Suddenly he got a knock back letter reminding him of his lowly rank (conscription, just a regular), that those 'higher up' than him needed help, deserved it more (as diplomatic and bullshitty as is possible), and that funds were there to help 'all of our soldiers involved in all conflicts', which means Sadaam really was the new Hitler.

Bollocks.

I'm pretty sure there aren't many old dudes left from those times, I bet there weren't even that many then.


I don't begrudge the old guys their memories - course I don't, but I bet hardly anyone realises just how manipulative and cynical this whole 'fields of Flanders' imagery is now.
It's become a brand.

They can shove their poppies right up their arses (even tho they've got plastic stems now, not those sharp pointy ones).

x

My Grandad was helped a great deal by these people, and no, he wasn't high up the ranks.
They do a fantastic job and help a great deal of people. I imagine that the reason they don't have enough cash to help all is the fact that many people don't by the poppy pins and that means there just isn't enough to go round. Although, that is a terrible shameful thing that happened to your family, buying a pin will, in a small way, help it to not happen to others.

sermon over!

The Earl set up his fund to help ex servicemen from all confilicts. This mission statement is still applied today. He set it up in 1921, so using your logic, anyone from WW2 shouldn't benefit as much as WW1 victims anyway.

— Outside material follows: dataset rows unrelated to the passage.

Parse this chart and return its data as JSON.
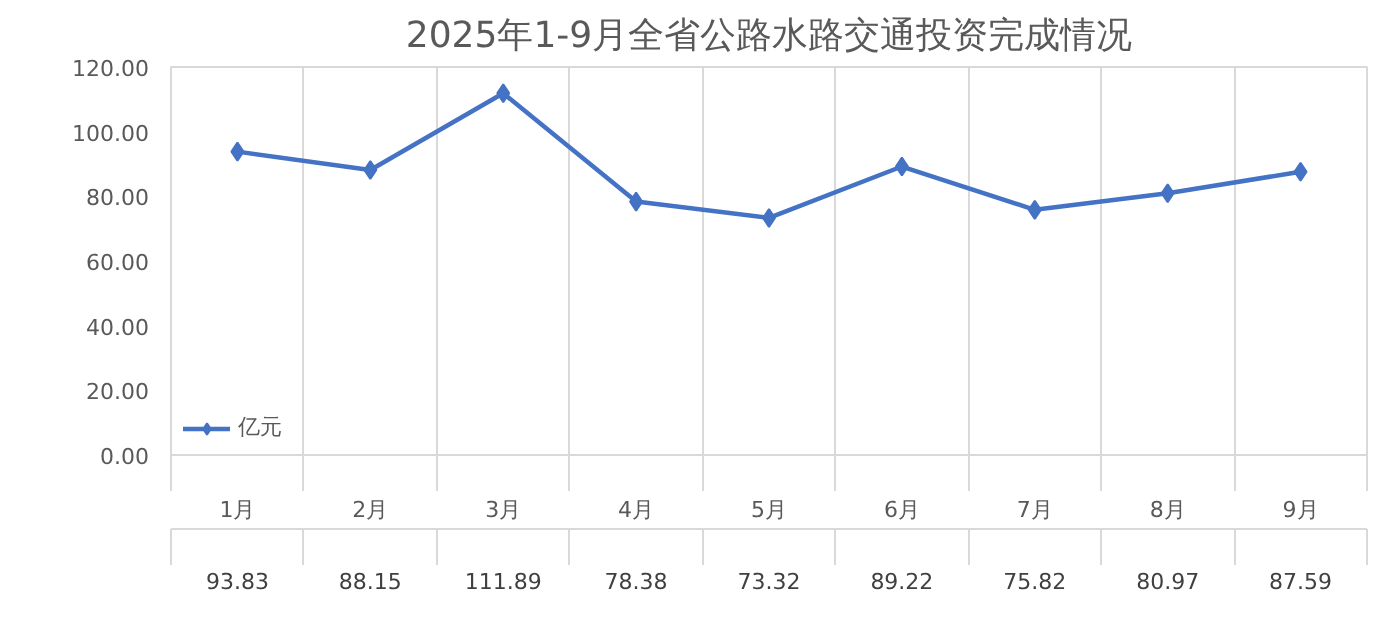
{
  "chart_data": {
    "type": "line",
    "title": "2025年1-9月全省公路水路交通投资完成情况",
    "categories": [
      "1月",
      "2月",
      "3月",
      "4月",
      "5月",
      "6月",
      "7月",
      "8月",
      "9月"
    ],
    "series": [
      {
        "name": "亿元",
        "color": "#4472c4",
        "values": [
          93.83,
          88.15,
          111.89,
          78.38,
          73.32,
          89.22,
          75.82,
          80.97,
          87.59
        ]
      }
    ],
    "ylim": [
      0,
      120
    ],
    "yticks": [
      {
        "value": 0,
        "label": "0.00"
      },
      {
        "value": 20,
        "label": "20.00"
      },
      {
        "value": 40,
        "label": "40.00"
      },
      {
        "value": 60,
        "label": "60.00"
      },
      {
        "value": 80,
        "label": "80.00"
      },
      {
        "value": 100,
        "label": "100.00"
      },
      {
        "value": 120,
        "label": "120.00"
      }
    ],
    "grid": "x",
    "marker": "diamond",
    "line_style": "solid",
    "data_labels": true,
    "legend": "bottom left"
  }
}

"I don't begrudge the old guys their memories - course I don't, but I bet hardly anyone realises just how manipulative and cynical this whole 'fields of Flanders' imagery is now.
It's become a brand.

They can shove their poppies right up their arses (even tho they've got plastic stems now, not those sharp pointy ones)."


Thats just offensive vitriol, which I don't fully understand. Whats become a 'brand' exactly?

As Captain Beefheart says:
I cry but I can't buy
Your Veteran's Day poppy
It don't get me high
It can only make me cry
It can never grow another
Son like the one who warmed me my days
After rain amd warmed my breath
My life's blood
Screamin' empty she cries
It don't get me high
It can only make me cry
Your Veteran's Day poppy

I think your getting a bit confused. I don't see that by buying a poppy as a charitable act I am somehow implicitly offering political support for a modern conflict?
And I have bought a poppy, by the way.